Many people say a prenuptial agreement is an “anti-love” document; it’s “not romantic.” This may be true. Just Google the words “romantic” and “love” and you will find out that neither of these words alone defines a healthy, good or successful marriage. Now Google what makes a healthy, happy and successful marriage. You will find that while spouses may act romantic toward each other and love each other (which are admittedly important factors), these states of being are not enough to make a healthy marriage. There is much more involved, including building togetherness ̶ a partnership. This requires communication.

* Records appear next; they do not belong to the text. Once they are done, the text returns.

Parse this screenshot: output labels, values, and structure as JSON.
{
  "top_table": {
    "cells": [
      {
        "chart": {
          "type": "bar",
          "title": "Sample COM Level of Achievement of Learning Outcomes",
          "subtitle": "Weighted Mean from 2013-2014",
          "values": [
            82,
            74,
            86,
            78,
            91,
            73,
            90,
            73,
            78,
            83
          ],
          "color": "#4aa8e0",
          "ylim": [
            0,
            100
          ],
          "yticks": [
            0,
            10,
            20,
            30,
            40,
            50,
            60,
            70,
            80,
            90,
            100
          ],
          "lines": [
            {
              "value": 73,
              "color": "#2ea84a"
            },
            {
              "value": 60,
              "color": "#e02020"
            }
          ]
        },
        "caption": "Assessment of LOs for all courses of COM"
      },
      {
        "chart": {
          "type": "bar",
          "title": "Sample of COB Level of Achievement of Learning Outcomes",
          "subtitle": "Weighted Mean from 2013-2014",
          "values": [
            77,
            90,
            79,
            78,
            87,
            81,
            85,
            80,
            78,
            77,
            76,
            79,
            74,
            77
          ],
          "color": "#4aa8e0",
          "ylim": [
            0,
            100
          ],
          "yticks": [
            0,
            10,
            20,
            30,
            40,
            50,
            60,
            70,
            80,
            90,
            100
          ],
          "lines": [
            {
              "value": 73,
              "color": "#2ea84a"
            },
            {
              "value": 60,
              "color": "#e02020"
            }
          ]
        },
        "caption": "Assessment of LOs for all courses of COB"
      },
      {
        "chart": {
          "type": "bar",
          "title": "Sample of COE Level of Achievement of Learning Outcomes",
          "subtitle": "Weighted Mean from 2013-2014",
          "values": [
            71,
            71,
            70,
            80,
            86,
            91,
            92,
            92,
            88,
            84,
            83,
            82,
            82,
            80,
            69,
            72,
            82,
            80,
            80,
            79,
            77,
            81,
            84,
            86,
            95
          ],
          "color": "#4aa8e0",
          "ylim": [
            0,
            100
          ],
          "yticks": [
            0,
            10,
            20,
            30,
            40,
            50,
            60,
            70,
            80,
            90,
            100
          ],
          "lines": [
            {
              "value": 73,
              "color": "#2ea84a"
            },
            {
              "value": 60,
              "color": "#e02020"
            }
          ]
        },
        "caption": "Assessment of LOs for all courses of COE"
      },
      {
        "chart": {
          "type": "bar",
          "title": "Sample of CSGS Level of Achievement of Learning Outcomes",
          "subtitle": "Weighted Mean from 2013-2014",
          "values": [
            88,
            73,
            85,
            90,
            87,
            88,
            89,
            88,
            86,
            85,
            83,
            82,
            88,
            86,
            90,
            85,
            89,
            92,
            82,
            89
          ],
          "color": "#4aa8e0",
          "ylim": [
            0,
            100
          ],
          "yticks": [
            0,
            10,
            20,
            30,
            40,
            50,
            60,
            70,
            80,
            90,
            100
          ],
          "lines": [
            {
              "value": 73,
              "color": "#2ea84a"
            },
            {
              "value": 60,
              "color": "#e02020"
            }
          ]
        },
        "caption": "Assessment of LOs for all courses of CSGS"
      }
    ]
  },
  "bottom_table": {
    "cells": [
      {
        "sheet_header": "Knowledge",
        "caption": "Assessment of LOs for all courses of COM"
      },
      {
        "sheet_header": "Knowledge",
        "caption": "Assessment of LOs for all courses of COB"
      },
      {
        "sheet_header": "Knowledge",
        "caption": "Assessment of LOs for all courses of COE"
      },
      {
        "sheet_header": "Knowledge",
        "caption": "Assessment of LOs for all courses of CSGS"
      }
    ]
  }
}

In my more than twenty years of practicing family law, I can share with you that many, many marriages fail as a result of dishonesty about money and finances; or, because a pure lack of information and sharing about money results in feeling the marriage lacks unity. And, while this has been my experience, the credit reporting agency, Experian, confirmed this in a recent survey which exposes the lack of information spouses share or know about each other’s financial picture: http://www.experian.com/blogs/ask-experian/2016/04/29/newlyweds-and-credit-survey-results/
It has always been my position that working together before marriage to openly discuss each other’s finances, including future expectations and values surrounding money, is a critical cornerstone to a healthy, happy and successful marriage. I also have always believed that a marriage is a partnership similar to a business relationship in that two people are coming together to build a life ̶ a family “organization.” Understanding how that will occur is critical and best documented because, as most of us know, memories fade.
Therefore, why not have an open and honest discussion about money and then document the understanding before entering a marriage? Most people would never think of entering into a business relationship without a partnership agreement. This is no different in marriage, just because the partners love each other.
So the question becomes, how does this happen? A prenuptial agreement is the best way to document a marital partnership. However, it is my strong belief that engaging in a process to arrive at an agreement, which includes a discussion about money, is crucial. This is why I believe in the mediation of a prenuptial agreement; this is a process by which the couple discusses money and expectations about money in a neutral setting, and what they agree upon is then documented. The real goal here is a “love document” – an agreement that is used as a tool during the marriage to guide the financial expectations of the spouses, which will hopefully avoid a divorce in the future. But if the couple ultimately does decide to end their marriage, a mediated prenuptial agreement is more likely to be enforceable and thus be used as the roadmap for a peaceful divorce.